Imports of medical equipment face low import duties and no quota restrictions. However, medical devices are subject to regulation and licensing requirements set by the Ministry of Health. By regulation, only companies with a legal business entity registered in Vietnam and that have an import license are eligible to distribute medical equipment in Vietnam. To fulfill this requirement, foreign suppliers often sell their products through local distributors or agents. Good representatives provide immediate access to an established marketing network and in-depth knowledge of pertinent regulations. Buyers and end-users expect a local representative to handle after-sales service and stock spare parts. It is essential that U.S. companies seeking to export medical equipment to Vietnam have a local partner with strong technical skills and good relationships with
MOH, hospitals and other health care facilities. CS Vietnam can help introduce U.S. companies to potential partners and distributors in Vietnam.

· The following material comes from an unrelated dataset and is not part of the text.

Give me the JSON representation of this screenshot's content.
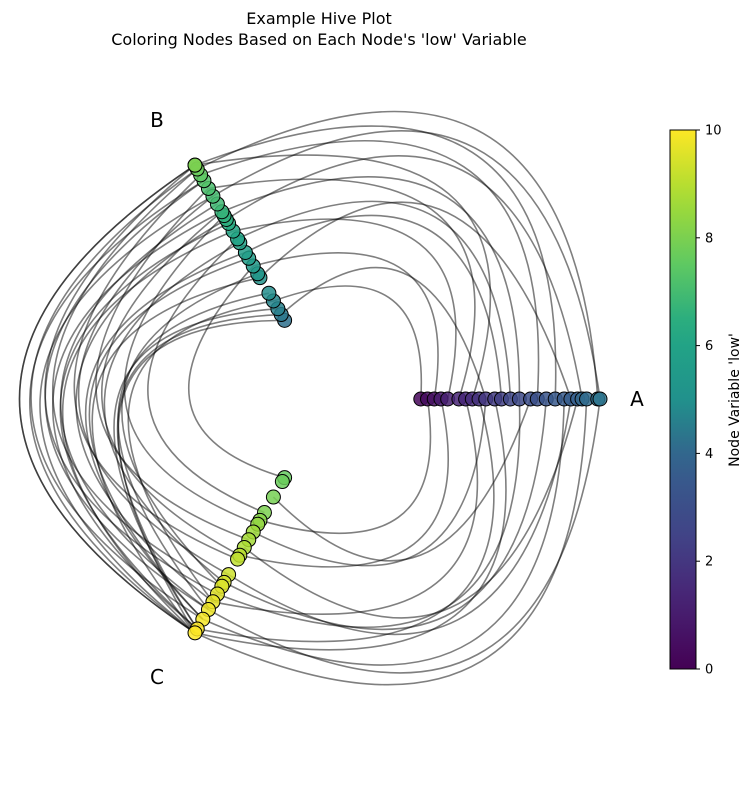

Most imports of used and refurbished medical equipment are strictly controlled by the MOH. Decision 2019/1997/QD-BKHCNMT dated December 1, 1997, stipulates that the Ministry of Science, Technology, and Environment (MOSTE) must inspect and certify all imports of used medical equipment. Such used medical equipment must retain at least 80 percent of its life expectancy and must have fuel or electricity consumption ratings that do not exceed 110 percent of the consumption of newer versions of the equipment. In reality, MOH accepts used equipment for donation purposes only.
The Government of Vietnam has approved a conceptual plan to develop the health care network through 2020. This covers public health/preventative medicine and primary care systems as well as medicine manufacture and supply. These plans aim for 25 hospital beds and at least eight physicians and two pharmacists to be available for every 10,000 people.
MOH’s strategy is to equip fully and simultaneously health care units at every level throughout the country, especially at the grass roots level. The program also calls for investment in the development and training of medical personnel, to improve the quality of diagnosis and treatment. The MOH’s two key initiatives in this regard are the Program for Upgrading Medical Equipment and the Program for Hi-Tech Centers. The program for upgrading medical equipment focuses on 1) imaging equipment (X-ray, ultrasound, internal probing); 2) emergency equipment; 3) laboratory equipment; and 4) operating theaters and sterilizing equipment. The High-Tech Medical Center Zones program aims to develop advanced and specialized health-care facilities in Hanoi, Ho Chi Minh City (HCMC) and the Central Region.